Mi inspiración está por los suelos, así que la usaré como excusa para que las entradas que estoy escribiendo últimamente sean tan escuetas e ineficaces, pero bueno, tendré que escribir, digo yo.
En este caso, hablaré de Ghost in the Shell, la serie, cuyo nombre completo es "Ghost in the Shell: Stand Alone Complex". La vi porque estaba en la cúspide de las series de animación en las páginas que frecuento (no por ello las más fiables), y además tenía algo que pocas series tienen hoy día: Un final.
Cero spoilers
Ghost in The Shell: Stand Alone Complex, fue la primera serie de Ghost in the Shell, manga creado por Masamune Shirow.

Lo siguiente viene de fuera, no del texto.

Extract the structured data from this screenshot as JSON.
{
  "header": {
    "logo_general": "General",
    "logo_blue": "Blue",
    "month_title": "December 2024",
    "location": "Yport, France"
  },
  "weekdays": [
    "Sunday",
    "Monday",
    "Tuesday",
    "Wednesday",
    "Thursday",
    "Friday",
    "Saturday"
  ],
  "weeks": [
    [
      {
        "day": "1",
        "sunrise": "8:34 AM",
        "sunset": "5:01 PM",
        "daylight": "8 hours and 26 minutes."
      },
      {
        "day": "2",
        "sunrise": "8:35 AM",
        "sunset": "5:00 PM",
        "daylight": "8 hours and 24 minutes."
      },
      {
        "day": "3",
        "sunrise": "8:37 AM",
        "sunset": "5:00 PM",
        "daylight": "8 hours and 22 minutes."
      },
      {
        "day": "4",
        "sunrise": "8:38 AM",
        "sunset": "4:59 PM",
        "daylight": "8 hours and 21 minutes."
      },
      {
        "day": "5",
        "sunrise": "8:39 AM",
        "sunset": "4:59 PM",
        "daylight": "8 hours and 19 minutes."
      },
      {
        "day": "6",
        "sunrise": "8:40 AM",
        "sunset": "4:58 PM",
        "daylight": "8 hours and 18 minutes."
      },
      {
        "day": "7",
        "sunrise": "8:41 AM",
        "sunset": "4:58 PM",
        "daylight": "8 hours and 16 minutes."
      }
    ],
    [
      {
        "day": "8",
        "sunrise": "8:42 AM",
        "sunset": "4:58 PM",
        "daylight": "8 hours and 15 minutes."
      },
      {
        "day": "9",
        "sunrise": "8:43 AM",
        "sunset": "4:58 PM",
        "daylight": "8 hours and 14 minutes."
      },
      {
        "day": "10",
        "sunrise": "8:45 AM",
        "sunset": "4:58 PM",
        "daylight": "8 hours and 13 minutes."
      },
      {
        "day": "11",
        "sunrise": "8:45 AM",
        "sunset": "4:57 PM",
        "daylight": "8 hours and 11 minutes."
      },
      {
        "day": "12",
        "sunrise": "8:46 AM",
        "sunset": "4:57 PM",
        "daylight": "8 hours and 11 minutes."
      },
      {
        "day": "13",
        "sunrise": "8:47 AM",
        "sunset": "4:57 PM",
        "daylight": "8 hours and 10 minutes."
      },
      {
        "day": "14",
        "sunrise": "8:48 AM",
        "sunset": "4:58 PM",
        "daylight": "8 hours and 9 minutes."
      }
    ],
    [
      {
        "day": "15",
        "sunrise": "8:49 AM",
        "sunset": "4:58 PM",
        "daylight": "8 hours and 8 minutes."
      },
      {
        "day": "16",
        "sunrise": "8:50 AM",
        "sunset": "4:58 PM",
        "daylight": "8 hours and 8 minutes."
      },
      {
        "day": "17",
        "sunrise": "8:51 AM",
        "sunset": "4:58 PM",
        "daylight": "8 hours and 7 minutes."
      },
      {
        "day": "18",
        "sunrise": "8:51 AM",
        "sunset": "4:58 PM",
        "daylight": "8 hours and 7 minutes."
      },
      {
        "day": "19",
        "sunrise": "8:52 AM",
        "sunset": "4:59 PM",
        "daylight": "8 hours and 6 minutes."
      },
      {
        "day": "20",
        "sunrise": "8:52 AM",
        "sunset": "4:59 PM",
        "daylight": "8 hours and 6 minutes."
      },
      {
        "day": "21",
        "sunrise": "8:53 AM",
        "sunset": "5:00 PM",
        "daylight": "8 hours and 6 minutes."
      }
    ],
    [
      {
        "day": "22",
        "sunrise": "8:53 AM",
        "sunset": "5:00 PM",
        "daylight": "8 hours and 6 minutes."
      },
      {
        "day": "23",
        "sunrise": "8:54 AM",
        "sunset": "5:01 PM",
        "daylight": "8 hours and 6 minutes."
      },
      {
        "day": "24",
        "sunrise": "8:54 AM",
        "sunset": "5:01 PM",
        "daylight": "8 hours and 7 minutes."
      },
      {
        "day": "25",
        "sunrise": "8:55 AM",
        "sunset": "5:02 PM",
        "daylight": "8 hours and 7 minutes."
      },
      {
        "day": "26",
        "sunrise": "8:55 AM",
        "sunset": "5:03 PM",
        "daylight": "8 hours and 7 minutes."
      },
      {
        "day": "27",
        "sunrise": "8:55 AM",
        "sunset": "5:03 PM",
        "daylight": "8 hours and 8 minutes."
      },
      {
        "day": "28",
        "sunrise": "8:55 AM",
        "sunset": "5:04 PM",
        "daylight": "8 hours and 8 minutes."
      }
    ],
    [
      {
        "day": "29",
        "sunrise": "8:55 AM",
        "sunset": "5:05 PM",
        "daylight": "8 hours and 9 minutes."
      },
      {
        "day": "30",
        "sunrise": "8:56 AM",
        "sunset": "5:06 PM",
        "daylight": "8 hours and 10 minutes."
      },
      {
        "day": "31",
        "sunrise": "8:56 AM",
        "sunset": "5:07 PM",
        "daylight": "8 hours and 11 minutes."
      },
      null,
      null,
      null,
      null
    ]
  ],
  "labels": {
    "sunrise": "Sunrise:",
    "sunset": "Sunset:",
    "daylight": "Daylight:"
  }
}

La serie salió solo después de la primera película, nacida en 1995, y que se titulaba Ghost in the Shell, a secas, y que ya tengo lista para ver, así que os hablaré de ella dentro de un tiempo.
Esta serie fue producida en 2002, y después de ella han habido muchos especiales, algunas temporadas, películas... pero bueno, el caso es que la serie es prácticamente autoconclusiva, así que voy a hablar de ella al margen del resto de la saga.
Pues bien, ¿de qué va Ghost in the Shell? La serie, de formato semiepisódico (ahora explicaré este punto), trata sobre un futuro en el que los humanos han sido cibernetizados. Muchos han sido convertidos en cyborgs, vinculando sus cerebros a terminales externas, recibiendo mejoras físicas, visuales, etc.
Pero en este futuro el crimen es tan real como en nuestra actualidad, y en ciertos casos, la situación se agrava tanto que la policía no es suficiente.
En esos casos, la sección 9, una unidad secreta formada por individuos especialmente capacitados para detener ataques terroristas, tendrá que encargarse de neutralizar esas amenazas.